Saturday, November 12, 2011

Apple-Rhubarb Crisp

Last week I made Jackson's Apple Crisp and in my haste forgot to add the spices (cinnamon & nutmeg). Sometimes mistakes turn out in your favor, as is the case with this dessert. My husband actually liked it better than before! After tasting, I thought it could use Rhubarb so last night, we had dinner with friends and I made my altered version with Rhubarb. Wow! Yummy!

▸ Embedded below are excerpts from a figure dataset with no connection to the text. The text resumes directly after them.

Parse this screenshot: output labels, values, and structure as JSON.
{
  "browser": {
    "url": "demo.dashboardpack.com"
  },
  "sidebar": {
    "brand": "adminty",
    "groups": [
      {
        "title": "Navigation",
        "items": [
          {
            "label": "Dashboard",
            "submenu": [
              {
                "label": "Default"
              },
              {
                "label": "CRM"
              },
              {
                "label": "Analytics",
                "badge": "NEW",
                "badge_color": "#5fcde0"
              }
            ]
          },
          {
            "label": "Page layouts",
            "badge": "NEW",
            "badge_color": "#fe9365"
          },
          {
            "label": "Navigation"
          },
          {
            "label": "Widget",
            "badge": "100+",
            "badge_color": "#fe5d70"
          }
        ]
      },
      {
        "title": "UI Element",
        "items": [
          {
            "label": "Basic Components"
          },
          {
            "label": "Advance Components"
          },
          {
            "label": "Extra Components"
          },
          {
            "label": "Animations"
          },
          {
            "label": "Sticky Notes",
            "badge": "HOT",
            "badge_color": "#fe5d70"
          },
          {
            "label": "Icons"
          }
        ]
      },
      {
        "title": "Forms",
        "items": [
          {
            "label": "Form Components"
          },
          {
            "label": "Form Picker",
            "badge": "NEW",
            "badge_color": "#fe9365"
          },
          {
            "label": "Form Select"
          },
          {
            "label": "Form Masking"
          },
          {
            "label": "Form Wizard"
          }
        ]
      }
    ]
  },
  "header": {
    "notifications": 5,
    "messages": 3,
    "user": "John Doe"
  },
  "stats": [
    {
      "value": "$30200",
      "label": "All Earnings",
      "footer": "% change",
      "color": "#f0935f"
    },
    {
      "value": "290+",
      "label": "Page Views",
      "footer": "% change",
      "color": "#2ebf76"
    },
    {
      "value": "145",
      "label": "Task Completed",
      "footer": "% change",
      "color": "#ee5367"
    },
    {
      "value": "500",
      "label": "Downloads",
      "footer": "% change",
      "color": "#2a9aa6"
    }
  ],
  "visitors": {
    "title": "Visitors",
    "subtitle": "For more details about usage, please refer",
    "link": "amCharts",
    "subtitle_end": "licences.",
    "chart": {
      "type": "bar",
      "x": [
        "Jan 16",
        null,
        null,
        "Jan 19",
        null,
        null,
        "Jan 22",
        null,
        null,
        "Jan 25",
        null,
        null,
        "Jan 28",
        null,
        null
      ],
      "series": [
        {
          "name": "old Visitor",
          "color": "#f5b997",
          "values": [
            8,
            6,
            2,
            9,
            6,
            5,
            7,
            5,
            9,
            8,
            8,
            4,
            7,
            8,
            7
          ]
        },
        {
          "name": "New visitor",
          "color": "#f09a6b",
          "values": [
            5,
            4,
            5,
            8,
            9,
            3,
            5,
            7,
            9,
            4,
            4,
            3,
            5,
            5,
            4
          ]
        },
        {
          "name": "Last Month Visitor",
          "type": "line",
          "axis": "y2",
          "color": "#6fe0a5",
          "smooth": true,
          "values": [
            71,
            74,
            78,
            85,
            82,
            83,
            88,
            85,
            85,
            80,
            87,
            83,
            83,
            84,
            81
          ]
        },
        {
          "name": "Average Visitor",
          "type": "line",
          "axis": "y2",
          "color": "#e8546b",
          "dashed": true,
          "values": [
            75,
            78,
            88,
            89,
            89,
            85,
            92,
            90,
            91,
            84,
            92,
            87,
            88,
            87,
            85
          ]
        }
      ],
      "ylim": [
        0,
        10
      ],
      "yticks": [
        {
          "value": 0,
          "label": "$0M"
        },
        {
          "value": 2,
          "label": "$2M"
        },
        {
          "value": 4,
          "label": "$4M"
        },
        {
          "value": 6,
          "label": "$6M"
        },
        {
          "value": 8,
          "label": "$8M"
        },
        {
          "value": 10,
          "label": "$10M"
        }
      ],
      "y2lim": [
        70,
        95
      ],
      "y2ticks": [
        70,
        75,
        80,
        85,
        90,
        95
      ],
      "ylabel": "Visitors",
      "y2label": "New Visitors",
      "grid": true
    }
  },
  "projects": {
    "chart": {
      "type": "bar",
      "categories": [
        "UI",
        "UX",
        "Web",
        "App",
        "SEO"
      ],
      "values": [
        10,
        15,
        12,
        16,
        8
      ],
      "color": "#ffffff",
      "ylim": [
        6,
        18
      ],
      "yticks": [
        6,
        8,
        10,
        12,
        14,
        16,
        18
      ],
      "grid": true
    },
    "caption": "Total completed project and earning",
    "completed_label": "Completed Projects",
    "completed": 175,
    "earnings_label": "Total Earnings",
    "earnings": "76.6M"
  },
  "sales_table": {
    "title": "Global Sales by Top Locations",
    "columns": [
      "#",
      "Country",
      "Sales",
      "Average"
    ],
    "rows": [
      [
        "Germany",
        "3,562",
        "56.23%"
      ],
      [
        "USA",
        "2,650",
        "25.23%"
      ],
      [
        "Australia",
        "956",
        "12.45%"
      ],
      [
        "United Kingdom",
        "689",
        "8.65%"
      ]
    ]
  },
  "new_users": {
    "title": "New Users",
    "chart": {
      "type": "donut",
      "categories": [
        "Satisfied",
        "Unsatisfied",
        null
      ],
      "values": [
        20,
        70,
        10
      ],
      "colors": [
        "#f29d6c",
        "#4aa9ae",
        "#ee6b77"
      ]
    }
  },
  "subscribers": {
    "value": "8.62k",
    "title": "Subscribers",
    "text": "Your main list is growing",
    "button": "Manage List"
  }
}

Enjoy! (Sorry for the 'Crumby' picture) Apple-Rhubarb Crisp

Butter a 9x13 baking dish; fill with sliced apples and rhubarb pieces (I used frozen), about 2/3 full.

Mix:
1/2 c brown sugar
1/2 c sugar
3 Tbsp cornstarch
1 Tbsp lemon juice
1 c water
Pour over apples.
Sprinkle with topping.

Topping:
1 c flour
1 c. sugar
1 tsp baking powder
1/2 tsp salt
2 to 3 Tbsp butter or margarine
1 egg
Mix dry ingredients. Work margarine in with a fork or pastry blender. Work in egg with a fork.. Sprinkle over apples.

Bake at 350 for 45-50 minutes or until golden brown. Serve with ice cream.